I would delete R1 completly and make R2 around 100k or so. Use a bipolar npn transistor parallel with the switch. Why is that diode there?
You press the switch, and as soon as the pic wakes up it sets logic one on the output that feeds the base of the npn, should take no more than a few us to do that in code. Now the micro keeps that pin high for as long as it needs to be on. When it pulls it low the power goes off and you have to push the button again to run it again.

Also check that you have the source and drain connected correctly.

 

Where does the gate connect? I'm assuming the source is grounded and the drain goes out to the P-channel FET gate.

Sorry, I should have been more precise. Yes, the 2N7002 source connects to ground and the drain connects to the gate of your power P-channel FET. The gate of the 2N7002 connects to the output of your PIC. Leave the connections of your switch, R2 and the P-channel FET unchanged.

 

I would delete R1 completly and make R2 around 100k or so. Use a bipolar npn transistor parallel with the switch. Why is that diode there?
You press the switch, and as soon as the pic wakes up it sets logic one on the output that feeds the base of the npn, should take no more than a few us to do that in code. Now the micro keeps that pin high for as long as it needs to be on. When it pulls it low the power goes off and you have to push the button again to run it again.

Also check that you have the source and drain connected correctly.

The diode is there because there are a few voltage sources (batteries when enabled, power switch and wall plug) that feed into the same line (I call RawV) which then go into the voltage regulator. Each power source has a diode going into RawV.

 

I should clarify that I already have a functional battery enable. It is a load switch controlled by the PIC. The power switch, diagrammed above, is only temporary to power the PIC long enough to enable the batteries (a separate line). So I need the power switch PFET to stop allowing current through when it is not pressed. Otherwise, devices consume current while their supposed to be off.

 

Then just use R2 to hold the transistor closed, and delete R1 which is not needed anyway.

 

Then just use R2 to hold the transistor closed, and delete R1 which is not needed anyway.

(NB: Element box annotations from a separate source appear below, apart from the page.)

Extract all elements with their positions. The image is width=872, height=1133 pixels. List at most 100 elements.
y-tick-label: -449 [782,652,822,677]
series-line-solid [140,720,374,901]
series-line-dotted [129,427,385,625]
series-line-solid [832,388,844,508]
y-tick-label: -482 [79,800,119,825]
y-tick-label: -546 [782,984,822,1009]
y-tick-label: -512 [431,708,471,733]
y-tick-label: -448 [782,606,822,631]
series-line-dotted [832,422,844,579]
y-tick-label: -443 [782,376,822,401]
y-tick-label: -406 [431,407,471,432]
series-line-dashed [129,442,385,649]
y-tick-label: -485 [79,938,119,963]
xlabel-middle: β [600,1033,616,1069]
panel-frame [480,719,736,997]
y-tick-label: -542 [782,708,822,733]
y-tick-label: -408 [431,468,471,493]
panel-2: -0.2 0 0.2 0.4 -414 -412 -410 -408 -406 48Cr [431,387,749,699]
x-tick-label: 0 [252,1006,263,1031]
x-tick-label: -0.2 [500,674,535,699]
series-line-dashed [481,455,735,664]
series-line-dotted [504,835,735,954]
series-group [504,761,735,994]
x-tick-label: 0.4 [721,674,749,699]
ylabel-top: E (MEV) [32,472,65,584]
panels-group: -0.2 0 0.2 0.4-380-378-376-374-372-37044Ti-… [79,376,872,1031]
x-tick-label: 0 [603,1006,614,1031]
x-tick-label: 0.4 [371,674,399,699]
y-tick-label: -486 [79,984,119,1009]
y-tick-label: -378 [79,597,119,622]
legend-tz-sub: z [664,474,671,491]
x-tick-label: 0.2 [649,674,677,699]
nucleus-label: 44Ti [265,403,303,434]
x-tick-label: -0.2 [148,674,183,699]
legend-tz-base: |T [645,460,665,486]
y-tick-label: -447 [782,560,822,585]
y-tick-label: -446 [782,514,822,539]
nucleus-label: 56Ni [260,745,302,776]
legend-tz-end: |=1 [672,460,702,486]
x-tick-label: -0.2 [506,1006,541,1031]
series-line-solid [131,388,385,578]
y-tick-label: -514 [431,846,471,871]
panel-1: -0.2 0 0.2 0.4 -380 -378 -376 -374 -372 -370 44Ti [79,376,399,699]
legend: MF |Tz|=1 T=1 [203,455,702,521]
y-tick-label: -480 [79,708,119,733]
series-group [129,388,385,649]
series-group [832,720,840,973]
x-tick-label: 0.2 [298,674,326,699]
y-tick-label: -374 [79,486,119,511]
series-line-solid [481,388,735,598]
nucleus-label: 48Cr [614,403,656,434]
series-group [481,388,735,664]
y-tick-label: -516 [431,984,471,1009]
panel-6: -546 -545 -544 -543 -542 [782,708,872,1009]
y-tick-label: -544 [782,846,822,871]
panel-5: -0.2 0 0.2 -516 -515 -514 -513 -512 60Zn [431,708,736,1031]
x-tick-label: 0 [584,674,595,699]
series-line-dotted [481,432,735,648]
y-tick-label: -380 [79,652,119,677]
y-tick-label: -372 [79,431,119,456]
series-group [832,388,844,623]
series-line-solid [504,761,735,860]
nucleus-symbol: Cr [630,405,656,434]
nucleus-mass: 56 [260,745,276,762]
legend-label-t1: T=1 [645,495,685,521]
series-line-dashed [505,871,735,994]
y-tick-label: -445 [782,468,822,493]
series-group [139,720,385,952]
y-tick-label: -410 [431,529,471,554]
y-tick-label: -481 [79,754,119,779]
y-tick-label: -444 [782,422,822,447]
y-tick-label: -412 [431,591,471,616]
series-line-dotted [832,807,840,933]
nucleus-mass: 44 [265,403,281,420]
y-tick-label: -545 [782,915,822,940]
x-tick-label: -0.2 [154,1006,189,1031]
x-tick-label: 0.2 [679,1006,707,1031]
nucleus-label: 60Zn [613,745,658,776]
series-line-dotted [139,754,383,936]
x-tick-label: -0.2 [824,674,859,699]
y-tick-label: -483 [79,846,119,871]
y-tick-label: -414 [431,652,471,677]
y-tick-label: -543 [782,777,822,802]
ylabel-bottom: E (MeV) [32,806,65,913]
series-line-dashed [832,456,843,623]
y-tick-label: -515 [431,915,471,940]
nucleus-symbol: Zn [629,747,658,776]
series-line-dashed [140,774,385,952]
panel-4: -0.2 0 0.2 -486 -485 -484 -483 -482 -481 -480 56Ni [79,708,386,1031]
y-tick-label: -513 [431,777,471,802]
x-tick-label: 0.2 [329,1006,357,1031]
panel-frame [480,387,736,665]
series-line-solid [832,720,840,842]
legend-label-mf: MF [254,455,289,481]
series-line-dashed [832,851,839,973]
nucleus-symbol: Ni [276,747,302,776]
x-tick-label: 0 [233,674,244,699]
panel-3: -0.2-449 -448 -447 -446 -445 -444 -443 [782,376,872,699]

That's what I thought too. R2 keeps the gate voltage close to the battery voltage until the switch grounds it. Sounds perfect... except that the PFET still outputs a small voltage when the gate is high. Maybe I just need to find the right PFET that will stop the voltage fully.

 

There should be no voltage at the drain of the pfet unless it is broken or wired incorrectly.

 

There should be no voltage at the drain of the pfet unless it is broken or wired incorrectly.

... or the load is drawing a _very_ small amount of current.

 

... or the load is drawing a _very_ small amount of current.

That would be voltage caused by leakage current of the transistor. Such current will be completely insignificant with respect to the required load current. So if you measure voltage ath the point between the diode and the transistor and you are sure that this path is not the main supply, then just forget about it and regard the transistor as being turned off.